La ragazzina firmò senza leggere. Restituì la penna. Fece un cenno verso il ritratto.
– L’hai letto?, chiese.
– No, mentì Rebecca. Non lo faccio mai.
– Che stupida.
– Prego?
– Io lo farei.
– Sa, sono abbastanza grande da decidere io cosa è meglio fare e cosa no.
– Sì, sei grande. Sei vecchia.
– E possibile. Adesso avrei molte cose da fare, se non le dispiace.
– Jasper Gwyn dice che sei una donna molto infelice. Rebecca allora la guardò per la prima volta senza prudenza. Vide che aveva un modo odioso di essere incantevole.

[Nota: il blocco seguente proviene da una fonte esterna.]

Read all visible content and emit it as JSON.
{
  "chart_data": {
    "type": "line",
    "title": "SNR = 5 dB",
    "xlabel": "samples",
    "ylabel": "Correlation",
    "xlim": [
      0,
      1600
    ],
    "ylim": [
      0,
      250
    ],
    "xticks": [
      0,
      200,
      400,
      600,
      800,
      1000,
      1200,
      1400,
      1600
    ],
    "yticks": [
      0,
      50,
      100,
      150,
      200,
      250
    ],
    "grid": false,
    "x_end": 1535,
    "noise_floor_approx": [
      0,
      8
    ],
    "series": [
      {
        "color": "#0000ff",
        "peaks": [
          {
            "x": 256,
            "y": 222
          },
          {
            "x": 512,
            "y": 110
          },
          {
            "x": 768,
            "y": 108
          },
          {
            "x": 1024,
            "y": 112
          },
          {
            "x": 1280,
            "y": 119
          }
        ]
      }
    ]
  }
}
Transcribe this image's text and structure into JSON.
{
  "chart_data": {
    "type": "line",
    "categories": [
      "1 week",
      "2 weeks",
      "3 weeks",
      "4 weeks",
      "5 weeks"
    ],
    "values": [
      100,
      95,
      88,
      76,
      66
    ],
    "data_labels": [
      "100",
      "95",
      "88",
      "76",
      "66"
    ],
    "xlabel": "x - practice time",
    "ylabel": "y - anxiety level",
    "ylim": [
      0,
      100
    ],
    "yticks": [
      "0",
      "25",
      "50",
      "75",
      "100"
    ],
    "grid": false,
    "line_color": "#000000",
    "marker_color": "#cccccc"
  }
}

– Anche Mr Gwyn ogni tanto si sbaglia, disse.
La ragazzina fece quel movimento col capo che liberava per un attimo il suo volto.
– Sei innamorata di lui?, chiese. Rebecca la guardò e non rispose.
– No, non era questa la domanda che volevo fare, si corresse la ragazzina. Hai fatto l’amore con lui?, chiese.
Rebecca pensò di alzarsi e di invitare la ragazzina alla porta. Era evidentemente l’unica cosa da fare. Ma anche sentì che se c’era un modo di penetrare in tutto ciò che di strano stava succedendo, lì davanti a lei aveva forse l’unica via possibile, per quanto odiosa.
– No, disse. Non ho mai fatto l’amore con lui.
– Io sì, disse la ragazzina. Ti interessa sapere come lo fa?
– Non ne sono sicura.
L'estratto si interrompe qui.